The systems and tools I use to create order have changed throughout the years, as have the goals I aim for through using them. Nevertheless, there are a few foundational paradigms, that have served me well for a long time. I try not to make predictions about myself in the future but I do expect these elements to stick around in some form or another for a rather long time:
Some of these might fluctuate in their use, for example, I am fairly light on time-tracking at the time of writing, but all of them have served a vital purpose.
So here I’ll focus on how these are used specifically and what their advantages are. This post will start by analyzing the day-to-day paradigms, up to the big-picture elements of the system.
“The mind is for having ideas, not holding them.”
I don’t fully subscribe to David Allen’s notion of the mind for various reasons but framing the mind as a pure creation machine and optimizing your surrounding for it has freed my mind from some burden of remembering. If I fail to take a note of something or don’t have a clear task list worked out, my mind can’t fully concentrate on the current job because the metaprocess of ‘remembering’ is still running in the background
I don’t just forget stuff sometimes, I forget stuff all the time. So creating to-do lists and taking excessive notes of everything in my mind was vital for me getting through university and doing my job as well as I can.
Ideally, anything in a checklist is an actionable item with a clear ‘definition of done’. I used to be exceptionally bad at this, but one of my themes was definition of done a few years ago, which set the bar in my mind of how an element of a checklist should be formulated. Most of the time I add a time estimate to the to-do, which I can then correlate with my time tracking. Anything that takes more than 5 hours should not be a single check but split up into multiple smaller bullet-points.
Regarding note-taking, I have some quick-collect shortcuts set up on all my devices, which drop any text I write into a braindump folder. Every weekend, this folder gets sorted through, tagged, and collected into the appropriate container. Notes are anything non-task-specific. Book notes, ideas, journal entries, tutorials, installation guides, code snippets, etc. Whatever is in the mind should be in a note, amply tagged and indexed so it’s quick to find and reference in the future.
For some reason, daily journaling has not worked for me for any time-period longer than two weeks. The most daily planning and reflecting I can get myself to do is maintaining the checklist by planning daily tasks in the morning and cleaning up the unfinished project-related tasks and errands in the evening before I wind down.
Weekly and monthly review and planning sessions though have become ingrained in my process: Sorting through my notes and projects, cleaning up any data mess that has been collected over the week, processing all my inboxes, and writing a journal entry about the past week. The weekly and monthly reviews (the latter of which include finance review, calendar review, and monthly project goal evaluation) are defined in checklists which I reevaluate every new season.
Season reviews are different. They focus more on the meta-process of my system (the system I’m describing here), what project goals I should be working towards, what my long-term goals are and what personal changes would suit these goals best.
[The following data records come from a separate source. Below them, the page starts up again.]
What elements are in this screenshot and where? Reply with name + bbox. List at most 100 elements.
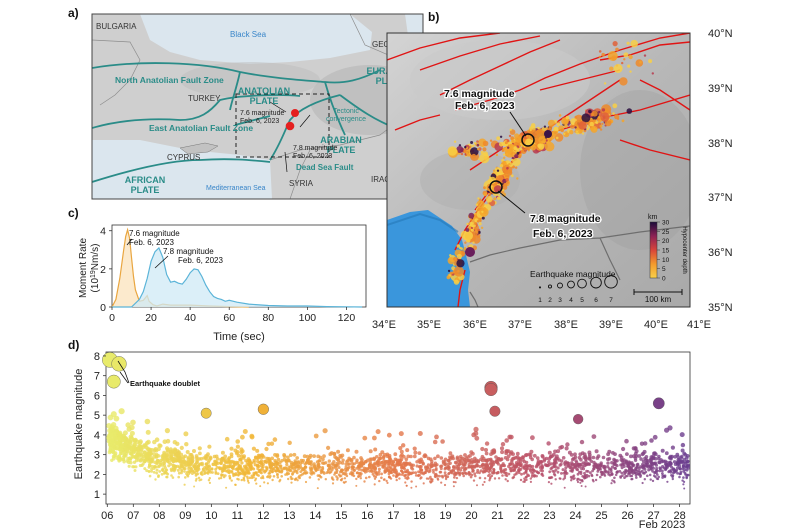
- d-dot: [624, 468, 628, 472]
- quake-dot: [623, 52, 629, 58]
- d-dot: [265, 456, 269, 461]
- d-dot: [301, 472, 305, 476]
- quake-dot: [560, 128, 564, 133]
- d-dot: [494, 460, 499, 464]
- d-dot: [136, 451, 141, 456]
- d-dot: [206, 470, 210, 474]
- d-dot: [642, 464, 646, 468]
- d-dot: [145, 469, 149, 473]
- d-dot: [170, 474, 173, 477]
- d-dot: [344, 472, 348, 476]
- d-dot: [671, 475, 674, 479]
- d-dot: [197, 446, 202, 451]
- d-dot: [497, 477, 501, 480]
- d-dot: [129, 424, 135, 431]
- d-dot: [341, 458, 345, 462]
- d-dot: [515, 451, 520, 456]
- d-dot: [145, 429, 151, 435]
- leader-7-6: [509, 111, 527, 137]
- label-bulgaria: BULGARIA: [96, 22, 137, 31]
- d-dot: [373, 447, 378, 452]
- d-highlight-dot: [106, 374, 121, 389]
- d-dot: [643, 478, 646, 481]
- d-dot: [403, 474, 406, 477]
- quake-dot: [486, 195, 493, 203]
- d-dot: [434, 434, 439, 440]
- d-dot: [194, 474, 198, 477]
- d-highlight-dot: [652, 397, 665, 410]
- d-dot: [630, 474, 634, 478]
- d-dot: [626, 464, 631, 468]
- d-dot: [479, 469, 483, 473]
- d-dot: [410, 466, 413, 470]
- d-dot: [229, 446, 234, 451]
- d-dot: [278, 480, 281, 483]
- d-dot: [211, 462, 215, 466]
- d-dot: [446, 458, 451, 463]
- d-dot: [240, 434, 245, 440]
- quake-dot: [465, 228, 470, 232]
- q76-line2: Feb. 6, 2023: [240, 118, 279, 125]
- quake-dot: [545, 127, 549, 130]
- d-dot: [415, 485, 418, 488]
- d-dot: [126, 443, 131, 448]
- d-dot: [141, 462, 145, 466]
- quake-dot: [481, 210, 484, 213]
- d-dot: [172, 469, 176, 473]
- d-dot: [610, 471, 613, 474]
- d-dot: [322, 472, 326, 475]
- d-dot: [547, 460, 551, 464]
- d-dot: [308, 453, 313, 458]
- d-dot: [143, 459, 147, 464]
- d-dot: [249, 465, 253, 469]
- d-dot: [526, 474, 529, 478]
- d-dot: [610, 465, 615, 469]
- d-dot: [157, 443, 162, 448]
- d-dot: [547, 456, 552, 461]
- c-series-fill-1: [112, 247, 363, 307]
- d-dot: [529, 480, 533, 483]
- quake-dot: [537, 128, 543, 134]
- d-dot: [183, 431, 189, 437]
- d-dot: [240, 449, 245, 454]
- d-dot: [641, 481, 644, 485]
- d-dot: [237, 464, 241, 468]
- d-dot: [666, 480, 669, 483]
- d-dot: [155, 471, 159, 475]
- d-dot: [179, 445, 184, 450]
- quake-dot: [479, 207, 489, 217]
- d-dot: [388, 475, 391, 479]
- d-highlight-dot: [484, 383, 498, 396]
- d-dot: [471, 432, 477, 438]
- d-dot: [204, 457, 209, 461]
- d-dot: [383, 461, 387, 465]
- lat-labels: 40°N 39°N 38°N 37°N 36°N 35°N: [708, 28, 733, 314]
- quake-dot: [493, 185, 502, 193]
- c-ylabel-line2: (1019Nm/s): [90, 244, 102, 293]
- d-dot: [181, 461, 185, 466]
- d-dot: [606, 465, 610, 469]
- lon-label: 39°E: [599, 319, 623, 331]
- d-dot: [191, 472, 194, 475]
- d-dot: [481, 483, 484, 486]
- d-dot: [392, 474, 395, 477]
- d-dot: [631, 454, 636, 459]
- d-annotation: Earthquake doublet: [130, 379, 201, 388]
- d-dot: [570, 479, 573, 482]
- d-dot: [583, 464, 587, 468]
- d-dot: [635, 476, 638, 479]
- d-dot: [529, 449, 534, 454]
- d-dot: [399, 454, 403, 459]
- d-dot: [529, 477, 532, 480]
- quake-dot: [502, 178, 507, 184]
- d-dot: [466, 455, 470, 459]
- d-dot: [560, 472, 563, 475]
- quake-dot: [492, 169, 496, 172]
- d-dot: [474, 435, 480, 441]
- d-dot: [291, 477, 294, 480]
- d-dot: [491, 451, 495, 455]
- d-dot: [440, 439, 445, 444]
- d-dot: [586, 470, 590, 473]
- quake-dot: [463, 248, 466, 251]
- d-xtick-label: 11: [232, 510, 243, 522]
Yearly reviews do exists, but they are more a part of the season reviews than a seperate category, as they cover mostly the same basic questions and processes.
Season reviews are also where I define my new theme, which I then focus on in my weekly journals. These themes can vary greatly in their desired result. Their task is to find the highest-value change in myself that I should be implementing to reach my long-term goals. My themes over the years include the aforementioned definition of done and other topics such as hyperfocus, stupid ideas, and sloth. The name of the theme is -obviously- the most fun to come up with; most importantly the should create a very clear image for me on what I should be working towards. Short, memorable words or phrases are very powerful when defining the theme because the resulting images are then easy to mentally carry around and remember.
Finally, time tracking. Since the beginning of my checklist fanaticism, I’ve been interested in estimating the time it takes for the tasks I’ll be working on. This entails that I would also measure the actual time it takes, to get a sense - and improve - my estimation accuracy. Time tracking has some major additional benefits - you see how much time you’re actually working and how much time is wasted on unproductive things. And when you’ve tracked enough of your time, you can begin optimizing your time to align it with your long-term goals in life. It can also be a motivational factor for me, in that I’ve started a timer for a certain task so I should really be working on that specific task now.
Time Tracking requires a lot of diligence which makes it the most difficult of all the system elements in this post to recommend. For sure, switching between timers is the task I forget the most throughout the day.
Managing a life with this specific system seems over the top for many people. For the moment I believe it’s just the right amount of control and freedom for me to work on what I like, with an appropriate amount of meta-cognition regarding my tasks and resulting actions. Note, that the process I’ve described here is not permanent and details change all the time. Changing the system is part of the system. Writing weekly journal entries helps me later on in my season reviews, to reform the system to optimize towards reaching my long-term goals, making me happier and minimizing structural overhead.
I’d urge anyone without any form of system in place to at least try some form of weekly reflection and to implement a checklist for their tasks. Reducing the mental load of having to remember all that is required of you, and reflecting on your life regularly might be game-changers for the way you approach life. If they aren’t, then the weekly reflections might at least help you to hone in on what went well and what bothered you about the approach. Gathering this data is the first step to finding the screws to turn which will make your life better.